Couples – can you transfer your unused tax allowances?
The system for claiming the Marriage Allowance is up and running. It could save you up to £252 in the year to 5 April 2022.
Will you benefit?
To benefit from the Marriage Allowance you need to be part of a married couple or be civil partners. One member of the couple must have taxable income of less than the £12,570 tax-free personal allowance.
- Neither you nor your partner must pay tax at higher (40%) or additional (45%) rates
- You must both be born before 5 April 1935
How to claim
The claim should be made by the partner with the lower income.
You will need some information to prove your identity to HMRC. So make sure you have the details to hand:
- the last 4 digits of the account that your child benefit, tax credits or pension is paid into
- the last 4 digits of an account that pays you interest
- details from your year end pay and tax summary form (P60).
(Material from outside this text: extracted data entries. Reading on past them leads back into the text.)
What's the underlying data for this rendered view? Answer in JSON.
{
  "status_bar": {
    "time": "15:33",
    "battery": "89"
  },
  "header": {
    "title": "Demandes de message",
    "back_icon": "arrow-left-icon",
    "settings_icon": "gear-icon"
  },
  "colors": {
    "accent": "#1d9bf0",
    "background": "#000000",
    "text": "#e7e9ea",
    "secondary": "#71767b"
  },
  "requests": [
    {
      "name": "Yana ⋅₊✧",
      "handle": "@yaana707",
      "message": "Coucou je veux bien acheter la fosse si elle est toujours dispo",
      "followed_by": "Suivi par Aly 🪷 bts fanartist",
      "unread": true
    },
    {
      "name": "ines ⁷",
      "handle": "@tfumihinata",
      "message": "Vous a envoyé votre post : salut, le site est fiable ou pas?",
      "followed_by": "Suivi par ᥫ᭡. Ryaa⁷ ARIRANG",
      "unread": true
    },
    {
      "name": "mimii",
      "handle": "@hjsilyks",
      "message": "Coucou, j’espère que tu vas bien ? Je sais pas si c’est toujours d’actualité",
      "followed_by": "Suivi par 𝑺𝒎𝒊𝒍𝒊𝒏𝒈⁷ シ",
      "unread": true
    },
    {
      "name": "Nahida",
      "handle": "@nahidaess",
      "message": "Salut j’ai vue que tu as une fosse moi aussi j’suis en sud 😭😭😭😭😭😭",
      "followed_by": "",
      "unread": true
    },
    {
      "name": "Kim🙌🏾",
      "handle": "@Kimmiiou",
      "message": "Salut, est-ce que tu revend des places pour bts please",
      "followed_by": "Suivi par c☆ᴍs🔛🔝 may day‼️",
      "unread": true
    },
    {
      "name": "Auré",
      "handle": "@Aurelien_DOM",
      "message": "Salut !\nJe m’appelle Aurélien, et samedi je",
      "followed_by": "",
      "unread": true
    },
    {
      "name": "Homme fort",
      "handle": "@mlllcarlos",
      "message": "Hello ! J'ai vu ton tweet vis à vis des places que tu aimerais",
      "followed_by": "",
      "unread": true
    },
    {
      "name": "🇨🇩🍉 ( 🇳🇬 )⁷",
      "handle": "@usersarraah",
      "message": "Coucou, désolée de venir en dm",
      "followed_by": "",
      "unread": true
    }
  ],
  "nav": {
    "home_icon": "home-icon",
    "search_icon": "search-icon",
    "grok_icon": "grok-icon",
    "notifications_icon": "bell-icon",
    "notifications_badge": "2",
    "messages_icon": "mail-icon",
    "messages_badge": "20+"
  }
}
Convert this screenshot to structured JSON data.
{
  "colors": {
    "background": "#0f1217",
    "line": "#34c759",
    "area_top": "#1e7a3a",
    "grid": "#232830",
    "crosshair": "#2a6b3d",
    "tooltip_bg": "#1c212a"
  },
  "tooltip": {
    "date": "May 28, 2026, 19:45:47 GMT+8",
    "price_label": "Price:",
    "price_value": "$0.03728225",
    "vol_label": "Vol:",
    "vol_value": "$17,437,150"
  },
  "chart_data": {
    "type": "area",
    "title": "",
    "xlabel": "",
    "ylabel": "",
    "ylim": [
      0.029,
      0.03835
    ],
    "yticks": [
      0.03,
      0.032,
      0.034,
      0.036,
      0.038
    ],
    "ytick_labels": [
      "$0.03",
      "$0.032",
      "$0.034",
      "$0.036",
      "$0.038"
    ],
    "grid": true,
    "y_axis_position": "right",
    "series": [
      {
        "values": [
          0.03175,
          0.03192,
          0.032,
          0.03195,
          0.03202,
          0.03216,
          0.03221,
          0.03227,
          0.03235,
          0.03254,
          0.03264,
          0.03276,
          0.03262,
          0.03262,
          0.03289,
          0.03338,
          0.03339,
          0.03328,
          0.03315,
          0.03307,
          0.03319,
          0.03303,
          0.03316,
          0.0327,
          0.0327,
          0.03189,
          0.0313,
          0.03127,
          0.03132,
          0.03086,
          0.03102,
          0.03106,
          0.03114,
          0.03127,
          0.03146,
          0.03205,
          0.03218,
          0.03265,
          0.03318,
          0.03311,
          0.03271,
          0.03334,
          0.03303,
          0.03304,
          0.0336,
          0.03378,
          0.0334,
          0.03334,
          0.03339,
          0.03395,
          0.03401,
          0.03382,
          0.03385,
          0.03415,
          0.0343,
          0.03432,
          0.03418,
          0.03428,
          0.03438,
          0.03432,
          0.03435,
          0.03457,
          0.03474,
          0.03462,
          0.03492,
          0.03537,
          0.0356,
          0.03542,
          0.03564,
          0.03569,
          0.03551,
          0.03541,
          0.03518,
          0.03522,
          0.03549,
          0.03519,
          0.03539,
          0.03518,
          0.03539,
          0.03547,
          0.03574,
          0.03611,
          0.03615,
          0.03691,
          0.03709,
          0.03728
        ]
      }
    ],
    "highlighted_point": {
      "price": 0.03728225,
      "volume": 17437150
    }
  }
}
Your employer should have given you this form for the year to 5 April 2021 before 31 May.
You will also need both your own and your partner’s National Insurance numbers.
What happens next?
If your partner has income taxed under PAYE, such as an employment or pension, then their PAYE tax code will be increased by the amount of the available Marriage Allowance. This will mean that they pay slightly less tax.
If you are unable to make a claim on-line, you may phone HMRC on 0300 200 3300 and ask to make a Marriage Allowance claim. You will need the information listed above.